Saint Bruno, fondateur de l'ordre des Chartreux, né à Cologne vers 1030, mort en 1101. Fête le 6 octobre.

Sommaire

[modifier] La formation

Bruno est né à Cologne, en Allemagne, d'une famille de haut rang dont le nom est inconnu, probablement un peu avant 1030. Il est d'abord chanoine dans sa ville natale qu'il quitte assez jeune pour continuer ses études à Reims, ville réputée à l'époque pour son école « cathédrale ». Pendant une trentaine d'années, Bruno demeure à Reims. En 1057, l'archevêque de Reims, Gervais de Belleme, lui confie en remplacement d'Hermann, la direction de l'école dont il avait été l'élève. Il y enseigne les arts libéraux et la théologie. Bruno exerce cette charge pendant 20 ans. Après sa mort en 1101, les titres funèbres recueillis par toute l'Europe font écho à la lettre circulaire rédigée par ses compagnons de Calabre, portée par un messager charger de diffuser la nouvelle. On lui attribue sagesse, douceur et science.

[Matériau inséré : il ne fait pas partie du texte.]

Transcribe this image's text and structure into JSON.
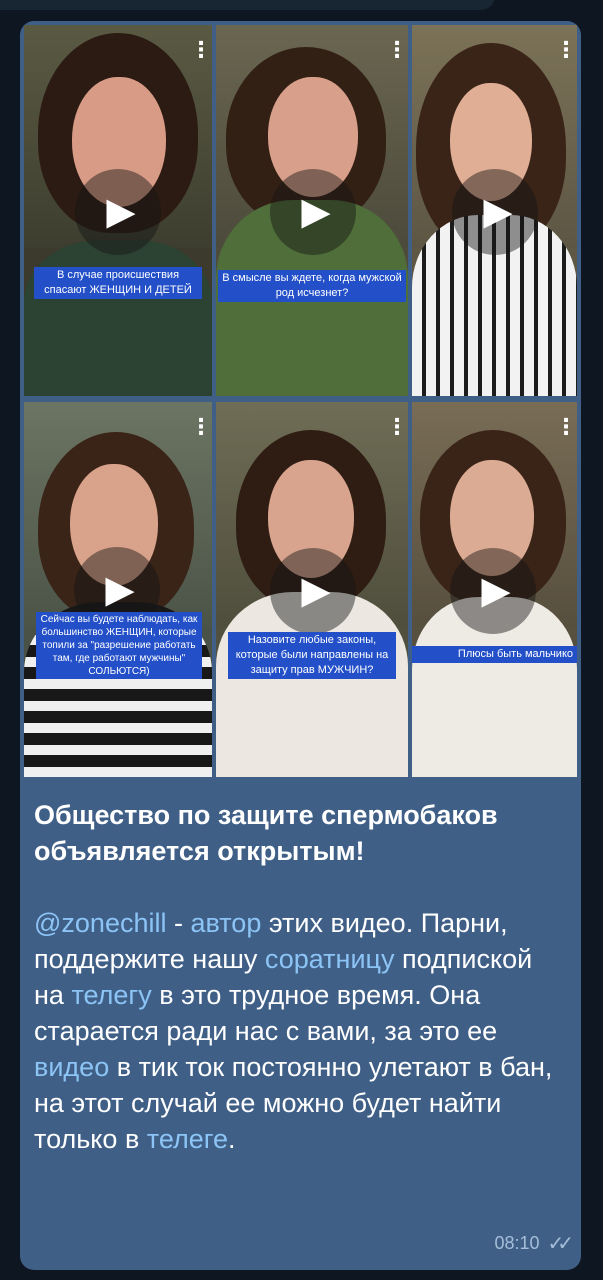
{
  "message": {
    "videos": [
      {
        "caption": "В случае происшествия спасают ЖЕНЩИН И ДЕТЕЙ"
      },
      {
        "caption": "В смысле вы ждете, когда мужской род исчезнет?"
      },
      {
        "caption": ""
      },
      {
        "caption": "Сейчас вы будете наблюдать, как большинство ЖЕНЩИН, которые топили за \"разрешение работать там, где работают мужчины\" СОЛЬЮТСЯ)"
      },
      {
        "caption": "Назовите любые законы, которые были направлены на защиту прав МУЖЧИН?"
      },
      {
        "caption": "Плюсы быть мальчико"
      }
    ],
    "title": "Общество по защите спермобаков объявляется открытым!",
    "body": {
      "mention": "@zonechill",
      "dash": " - ",
      "link_author": "автор",
      "t1": " этих видео. Парни, поддержите нашу ",
      "link_comrade": "соратницу",
      "t2": " подпиской на ",
      "link_telegram": "телегу",
      "t3": " в это трудное время. Она старается ради нас с вами, за это ее ",
      "link_video": "видео",
      "t4": " в тик ток постоянно улетают в бан, на этот случай ее можно будет найти только в ",
      "link_telegram2": "телеге",
      "t5": "."
    },
    "time": "08:10",
    "status_icon": "double-check-icon"
  },
  "icons": {
    "play": "▶",
    "more": "⋮",
    "read": "✓✓"
  },
  "colors": {
    "bubble": "#3f5f87",
    "background": "#0e1621",
    "link": "#8cc4f5",
    "caption_bg": "#2350c8"
  }
}
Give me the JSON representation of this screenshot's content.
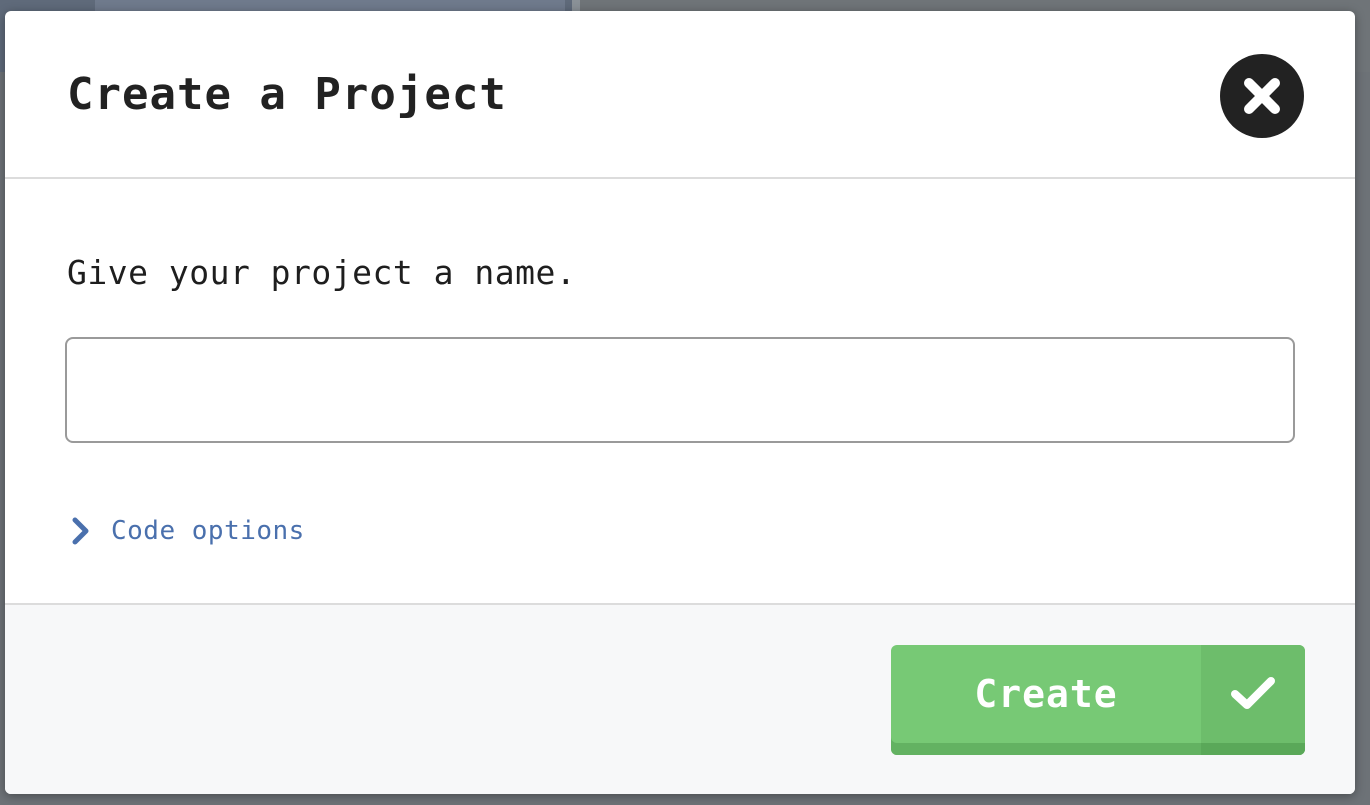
{
  "dialog": {
    "title": "Create a Project",
    "close_icon": "close-icon"
  },
  "body": {
    "prompt": "Give your project a name.",
    "name_input": {
      "value": "",
      "placeholder": ""
    },
    "code_options": {
      "label": "Code options",
      "icon": "chevron-right-icon",
      "expanded": false
    }
  },
  "footer": {
    "create_button": {
      "label": "Create",
      "icon": "checkmark-icon"
    }
  },
  "colors": {
    "title_text": "#222222",
    "link": "#4a70ad",
    "button_green": "#77c975",
    "button_green_dark": "#6dbd6b",
    "footer_bg": "#f7f8f9",
    "close_bg": "#222222"
  }
}
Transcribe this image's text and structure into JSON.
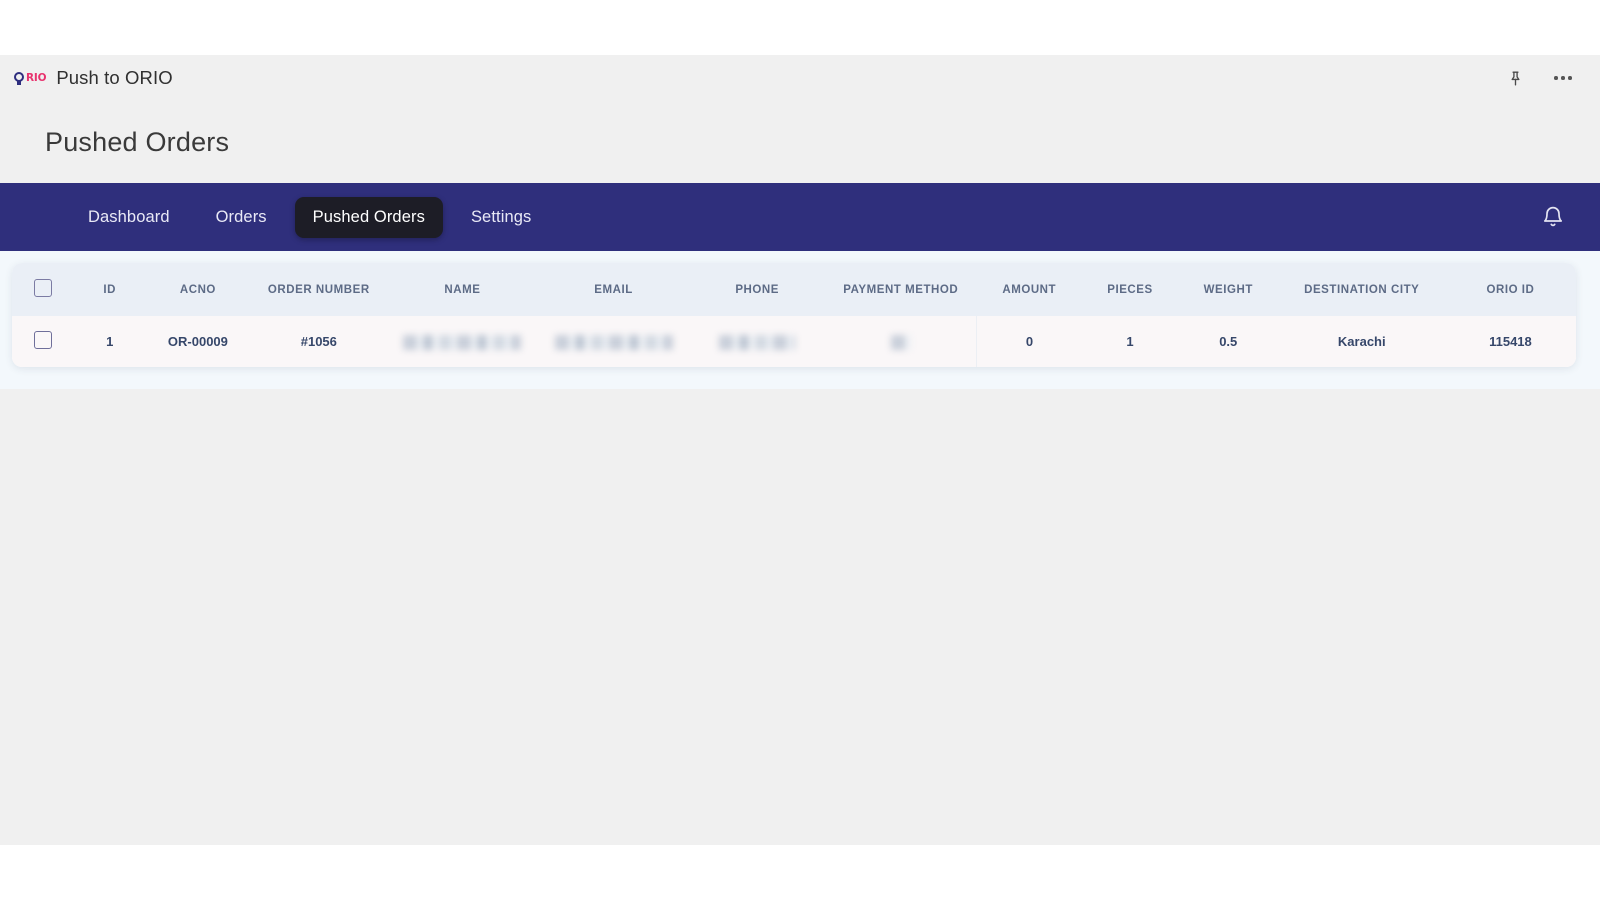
{
  "app": {
    "logo_mark": "orio-logo",
    "logo_wordmark": "RIO",
    "title": "Push to ORIO",
    "titlebar_actions": [
      {
        "name": "pin-icon",
        "label": "Pin"
      },
      {
        "name": "more-options-icon",
        "label": "More options"
      }
    ]
  },
  "page": {
    "heading": "Pushed Orders"
  },
  "nav": {
    "items": [
      {
        "label": "Dashboard",
        "active": false
      },
      {
        "label": "Orders",
        "active": false
      },
      {
        "label": "Pushed Orders",
        "active": true
      },
      {
        "label": "Settings",
        "active": false
      }
    ],
    "notification_icon": "bell-icon",
    "background_color": "#2f2f7c",
    "active_pill_color": "#1d1d26"
  },
  "table": {
    "select_all_checkbox": false,
    "columns": [
      {
        "key": "select",
        "label": ""
      },
      {
        "key": "id",
        "label": "ID"
      },
      {
        "key": "acno",
        "label": "ACNO"
      },
      {
        "key": "order_number",
        "label": "ORDER NUMBER"
      },
      {
        "key": "name",
        "label": "NAME"
      },
      {
        "key": "email",
        "label": "EMAIL"
      },
      {
        "key": "phone",
        "label": "PHONE"
      },
      {
        "key": "payment_method",
        "label": "PAYMENT METHOD"
      },
      {
        "key": "amount",
        "label": "AMOUNT"
      },
      {
        "key": "pieces",
        "label": "PIECES"
      },
      {
        "key": "weight",
        "label": "WEIGHT"
      },
      {
        "key": "destination_city",
        "label": "DESTINATION CITY"
      },
      {
        "key": "orio_id",
        "label": "ORIO ID"
      }
    ],
    "rows": [
      {
        "selected": false,
        "id": "1",
        "acno": "OR-00009",
        "order_number": "#1056",
        "name": "",
        "email": "",
        "phone": "",
        "payment_method": "",
        "amount": "0",
        "pieces": "1",
        "weight": "0.5",
        "destination_city": "Karachi",
        "orio_id": "115418"
      }
    ],
    "redacted_fields": [
      "name",
      "email",
      "phone",
      "payment_method"
    ],
    "header_background": "#eaeff6",
    "row_background": "#faf7f8",
    "text_color": "#36476a"
  }
}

[modifier] L'archevêque chassé

L'archevêque de Reims, Gervais, meurt en 1067 et est remplacé par un homme sans scrupules, Manassès de Gournay. Celui-ci est plus préoccupé par les biens matériels que par sa charge d'archevêque. Voulant avoir, malgré tout, l'estime du clergé, il nomme Bruno chancelier de la cathédrale et directeur de toutes les écoles de Reims. L'attitude de Manassès devient de plus en plus insupportable, à tel point qu'un concile réuni à Lyon en février 1080, prononce sa déposition. Cette sentence est confirmée par le pape Grégoire VII qui ordonne au clergé de Reims de chasser l'indigne archevêque et d'en élire un nouveau à sa place.

De nombreuses personnes pensent alors à l'intègre Bruno pour remplacer Manassès de Gournay sur le siège archiépiscopal de Reims. Mais celui-ci a d'autres projets en tête, ayant formé le dessein de se retirer dans la prière avec quelques amis. Il refuse donc le siège qui avait été naguère celui de saint Remi, met de l'ordre dans ses affaires et donne tous ses biens aux pauvres. En 1083, avec deux amis, il se rend en Bourgogne, où saint Robert de Molesmes lui ayant remit un ermitage, il s'y retire un moment. C'est là qu'il se sent attiré par une vie d'ermite propice à la recherche de Dieu.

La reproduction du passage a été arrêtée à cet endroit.